NSE Nifty 50 surged 24 per cent in CY21, significantly better than the returns it posted in the previous three years, said analysts at Axis Securities. The domestic brokerage firm also maintained its Nifty 50 target for December 2022 at 20,200, valuing it at 22x FY24E earnings. The target implies about 15% upside from current levels. Last year’s bull run was led by outperformance in the broader market.
Indian share markets were volatile in the last month of the calendar year 2021 marked by a weakness in the global market due to rising concerns over inflation and faster tapering. Nifty Midcap 100 and Nifty Smallcap 250 delivered 46 per cent and 62 per cent returns respectively in 2021, which stood superior to the previous years’ return as well. Analysts say that large cap stocks are likely to catch up in the near term.
Analysts say that any further increase in the Covid-19 caseload will be a short-term negative for the market. The near-term focus will be on the third quarter earnings of FY22 and Union Budget 2022. “The Union Budget 2022 is expected to be growth-oriented given the state election lined up in over five states in 2022. The consequent higher government spending will help the economy to gain further growth momentum,” analysts said.
Large, mid, small cap stocks to buy in CY2022
ICICI Bank: This large cap stock has a target price of Rs 975 apiece, an upside of 26 per cent from last close. Analysts said that higher loan growth, improving operating profits, and a strong provision buffer coupled with a strong deposit franchise will help the bank achieve ROAE/ROAA expansion over FY22-23E.
State Bank of India: SBI stock will have to jump 33.5 per cent from the last close to achieve the target of Rs 645 apiece pegged by the brokerage firm. It said that SBI continues to be the best play among PSU banks on the gradual recovery in the Indian economy given its healthy PCR, robust capitalization, a strong liability franchise, and an improved asset quality outlook.
Maruti Suzuki India: This consumer discretionary large cap stock has a target of Rs 8,500 apiece, implying a rally of 11.4 per cent from the previous close. The brokerage firm said that Maruti Suzuki India could emerge as the biggest beneficiary of demand recovery in the post-COVID period, considering its stronghold in the entry-level segment and a favorable product lifecycle.
Bajaj Auto: It will require an upside of 37 per cent, to hit the target of Rs 4,500 apiece pegged by the brokerage firm. “Bajaj Auto is well-placed to capitalize on demand normalisation and premiumisation trends in the 2W industry which should support profitability and operational performance going forward,” the brokerage firm said.
Federal Bank: The brokerage firm believes that the key positives for this midcap financial stock are increasing retail focus, strong fee income, adequate capitalization, and prudent provisioning. It has a target price of Rs 125, a rally of 41.32 per cent from last close.
Bata India: Axis Securities has given a target price of Rs 2,300 apiece, which implies a rally of 25 per cent from the previous day’s close. It believes that over the years, Bata India has consistently worked on building a cash efficient business driven by healthy operating cash flows, asset turns (8x), strong cash on the balance sheet (Rs 900 crore) and superior EBITDA margins than its peers.

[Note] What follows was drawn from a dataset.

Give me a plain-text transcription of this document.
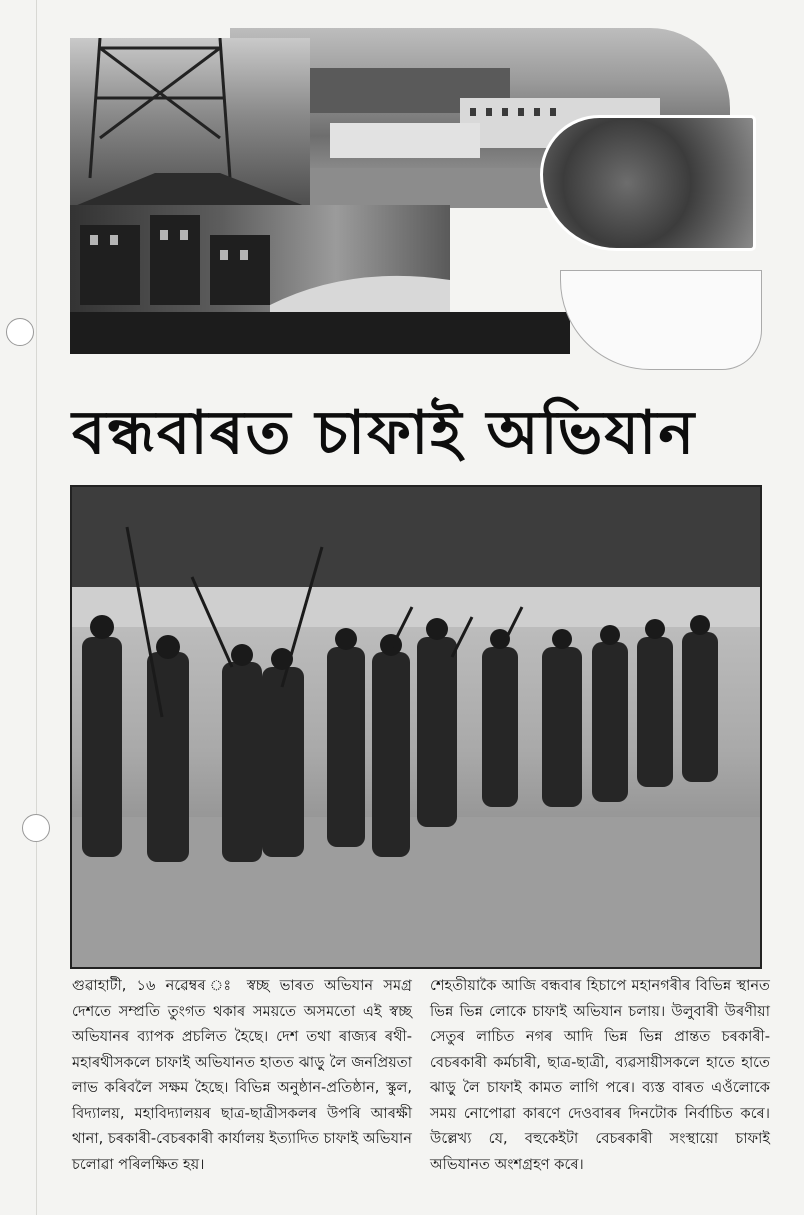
বন্ধবাৰত চাফাই অভিযান
গুৱাহাটী, ১৬ নৱেম্বৰ ঃ স্বচ্ছ ভাৰত অভিযান সমগ্ৰ দেশতে সম্প্ৰতি তুংগত থকাৰ সময়তে অসমতো এই স্বচ্ছ অভিযানৰ ব্যাপক প্ৰচলিত হৈছে। দেশ তথা ৰাজ্যৰ ৰথী-মহাৰথীসকলে চাফাই অভিযানত হাতত ঝাড়ু লৈ জনপ্ৰিয়তা লাভ কৰিবলৈ সক্ষম হৈছে। বিভিন্ন অনুষ্ঠান-প্ৰতিষ্ঠান, স্কুল, বিদ্যালয়, মহাবিদ্যালয়ৰ ছাত্ৰ-ছাত্ৰীসকলৰ উপৰি আৰক্ষী থানা, চৰকাৰী-বেচৰকাৰী কাৰ্যালয় ইত্যাদিত চাফাই অভিযান চলোৱা পৰিলক্ষিত হয়।
শেহতীয়াকৈ আজি বন্ধবাৰ হিচাপে মহানগৰীৰ বিভিন্ন স্থানত ভিন্ন ভিন্ন লোকে চাফাই অভিযান চলায়। উলুবাৰী উৰণীয়া সেতুৰ লাচিত নগৰ আদি ভিন্ন ভিন্ন প্ৰান্তত চৰকাৰী-বেচৰকাৰী কৰ্মচাৰী, ছাত্ৰ-ছাত্ৰী, ব্যৱসায়ীসকলে হাতে হাতে ঝাড়ু লৈ চাফাই কামত লাগি পৰে। ব্যস্ত বাৰত এওঁলোকে সময় নোপোৱা কাৰণে দেওবাৰৰ দিনটোক নিৰ্বাচিত কৰে। উল্লেখ্য যে, বহুকেইটা বেচৰকাৰী সংস্থায়ো চাফাই অভিযানত অংশগ্ৰহণ কৰে।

Equitas Small Finance Bank: Equitas Small Finance Bank has a price target of Rs 78 apiece, an up move of 31.42 per cent. The brokerage believes that this smallcap stock is eligible for re-rating given its improving profitability, asset quality, and return ratios
Amber Enterprises India: Amber Enterprises India, a smallcap consumer discretionary stock, will rally 12 per cent to Rs 3,690 apiece. The brokerage firm expects Amber to register a revenue CAGR of 31% over FY21-24. “The company’s long-term outlook remains intact with demand recovery and encouraging growth in the underpenetrated domestic market,” it said.
(The stock recommendations in this story are by the respective research analysts and brokerage firms. Financial Express Online does not bear any responsibility for their investment advice. Capital markets investments are subject to rules and regulations. Please consult your investment advisor before investing.)